Recently, with the rapid development of artificial intelligence (AI) technology, the way programming tools are used has undergone significant changes. Not long ago, code editing tools like Cursor, Windsurf, and GitHub's Copilot were the mainstream of AI-driven software development. However, with the rise of "autonomous agent AI" and the popularity of "ambient programming," the way AI systems interact with software has quietly changed. Now, AI tools are increasingly interacting directly with the command line interface (terminal) of the system.
The terminal, once widely portrayed in 90s hacker movies as a black-and-white screen, may not look as cool as modern code editors, but its powerful operational capabilities are not to be underestimated in program development. AI can not only write and debug code, but terminal tools are key to turning code into usable software.

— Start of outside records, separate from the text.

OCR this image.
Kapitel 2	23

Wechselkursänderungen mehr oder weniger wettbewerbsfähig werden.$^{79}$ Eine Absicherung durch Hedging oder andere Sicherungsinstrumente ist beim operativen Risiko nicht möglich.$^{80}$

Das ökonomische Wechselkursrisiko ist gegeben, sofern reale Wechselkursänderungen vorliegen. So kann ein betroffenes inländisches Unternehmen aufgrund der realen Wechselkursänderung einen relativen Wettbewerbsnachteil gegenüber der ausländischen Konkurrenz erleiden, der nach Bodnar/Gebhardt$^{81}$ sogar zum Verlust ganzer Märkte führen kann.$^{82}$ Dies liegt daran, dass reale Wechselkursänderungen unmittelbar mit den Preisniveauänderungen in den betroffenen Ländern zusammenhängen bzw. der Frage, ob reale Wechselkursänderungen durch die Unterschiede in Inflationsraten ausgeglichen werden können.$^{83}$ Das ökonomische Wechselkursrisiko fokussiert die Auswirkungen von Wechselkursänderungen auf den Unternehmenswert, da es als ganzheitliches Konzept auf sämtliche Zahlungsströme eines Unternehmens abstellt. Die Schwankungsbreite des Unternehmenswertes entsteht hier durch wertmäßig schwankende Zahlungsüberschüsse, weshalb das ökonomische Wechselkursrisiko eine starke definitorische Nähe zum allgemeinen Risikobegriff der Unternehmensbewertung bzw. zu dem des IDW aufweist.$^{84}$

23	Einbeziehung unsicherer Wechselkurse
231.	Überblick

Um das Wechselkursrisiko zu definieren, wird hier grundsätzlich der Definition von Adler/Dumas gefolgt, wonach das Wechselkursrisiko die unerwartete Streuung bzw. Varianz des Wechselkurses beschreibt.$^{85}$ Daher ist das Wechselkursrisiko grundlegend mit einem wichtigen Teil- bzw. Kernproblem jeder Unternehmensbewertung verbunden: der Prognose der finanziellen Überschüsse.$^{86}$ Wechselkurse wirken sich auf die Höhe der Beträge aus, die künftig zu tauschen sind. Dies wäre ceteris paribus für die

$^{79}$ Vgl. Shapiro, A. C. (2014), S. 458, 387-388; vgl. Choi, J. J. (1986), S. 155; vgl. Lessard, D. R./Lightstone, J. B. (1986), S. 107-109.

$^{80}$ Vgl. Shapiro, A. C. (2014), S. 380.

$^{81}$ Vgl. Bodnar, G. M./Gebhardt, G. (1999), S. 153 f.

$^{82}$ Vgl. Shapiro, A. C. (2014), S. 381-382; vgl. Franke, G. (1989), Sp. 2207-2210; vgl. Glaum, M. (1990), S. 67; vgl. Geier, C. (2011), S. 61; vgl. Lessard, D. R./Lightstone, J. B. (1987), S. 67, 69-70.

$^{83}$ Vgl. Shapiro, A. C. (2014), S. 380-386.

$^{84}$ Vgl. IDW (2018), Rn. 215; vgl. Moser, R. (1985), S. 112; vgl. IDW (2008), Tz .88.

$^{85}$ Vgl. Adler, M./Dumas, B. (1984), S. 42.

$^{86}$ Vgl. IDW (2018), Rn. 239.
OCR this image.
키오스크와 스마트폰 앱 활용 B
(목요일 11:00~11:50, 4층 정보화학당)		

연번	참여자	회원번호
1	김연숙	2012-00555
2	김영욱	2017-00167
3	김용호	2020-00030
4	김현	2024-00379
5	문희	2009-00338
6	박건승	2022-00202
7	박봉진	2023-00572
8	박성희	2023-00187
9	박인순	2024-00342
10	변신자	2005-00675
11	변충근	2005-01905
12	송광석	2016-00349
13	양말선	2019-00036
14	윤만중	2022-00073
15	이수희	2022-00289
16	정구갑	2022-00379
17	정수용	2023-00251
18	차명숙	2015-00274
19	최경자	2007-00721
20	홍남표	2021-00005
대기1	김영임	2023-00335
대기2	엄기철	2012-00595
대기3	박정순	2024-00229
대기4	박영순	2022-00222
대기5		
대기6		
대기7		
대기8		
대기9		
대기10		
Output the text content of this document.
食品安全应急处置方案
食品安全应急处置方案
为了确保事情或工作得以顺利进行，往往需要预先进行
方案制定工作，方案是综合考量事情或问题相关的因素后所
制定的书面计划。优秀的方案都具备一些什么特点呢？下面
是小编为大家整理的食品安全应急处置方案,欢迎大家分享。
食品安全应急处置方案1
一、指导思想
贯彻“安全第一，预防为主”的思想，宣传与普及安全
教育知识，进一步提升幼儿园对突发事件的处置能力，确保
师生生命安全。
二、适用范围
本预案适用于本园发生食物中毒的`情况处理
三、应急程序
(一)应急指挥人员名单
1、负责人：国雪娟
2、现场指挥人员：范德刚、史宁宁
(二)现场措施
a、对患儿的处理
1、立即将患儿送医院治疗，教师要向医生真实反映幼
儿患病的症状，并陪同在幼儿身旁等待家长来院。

This shift is most evident in the release of command-line coding tools by major labs. Since February this year, Anthropic, DeepMind, and OpenAI have successively launched command-line tools such as Claude Code, Gemini CLI, and CLI Codex, which have quickly become some of the most popular products among companies.
Although this change may not be immediately noticeable, it actually marks a fundamental shift in how AI interacts with computers. Many experts believe that this trend is just beginning. Mike Merrill, co-creator of Terminal-Bench, said, "We firmly believe that 95% of large language models (LLMs) will interact with computers through interfaces similar to terminals in the future."
At the same time, traditional code editing tools are also facing considerable challenges. The AI code editor Windsurf has gone through a series of acquisitions, making the company's future uncertain. New research shows that programmers overestimate the productivity improvements offered by traditional tools. For example, a study by METR found that although developers believed using Cursor Pro could increase their efficiency by 20% to 30%, actual observations showed that task completion speed actually slowed down by nearly 20%.
In this context, companies like Warp have risen rapidly, becoming top contenders in terminal tools due to their high scores on Terminal-Bench. Warp's founder Zach Lloyd is confident about the terminal, believing it is an ideal place to solve problems that code editors struggle with.
The key to the new approach lies in defining its performance benchmarks. Traditional tools usually focus on solving code issues on GitHub, while terminal tools take a broader perspective, covering aspects such as code writing and DevOps tasks. For instance, one question on Terminal-Bench requires AI to reverse-engineer a compression algorithm, while another asks it to build a Linux kernel from source code. This requires the perseverance of programmers to solve problems.
Although current terminal tools have not yet fully unlocked their potential, Lloyd believes they are already capable of handling many non-coding tasks for developers, which is undoubtedly a promising prospect.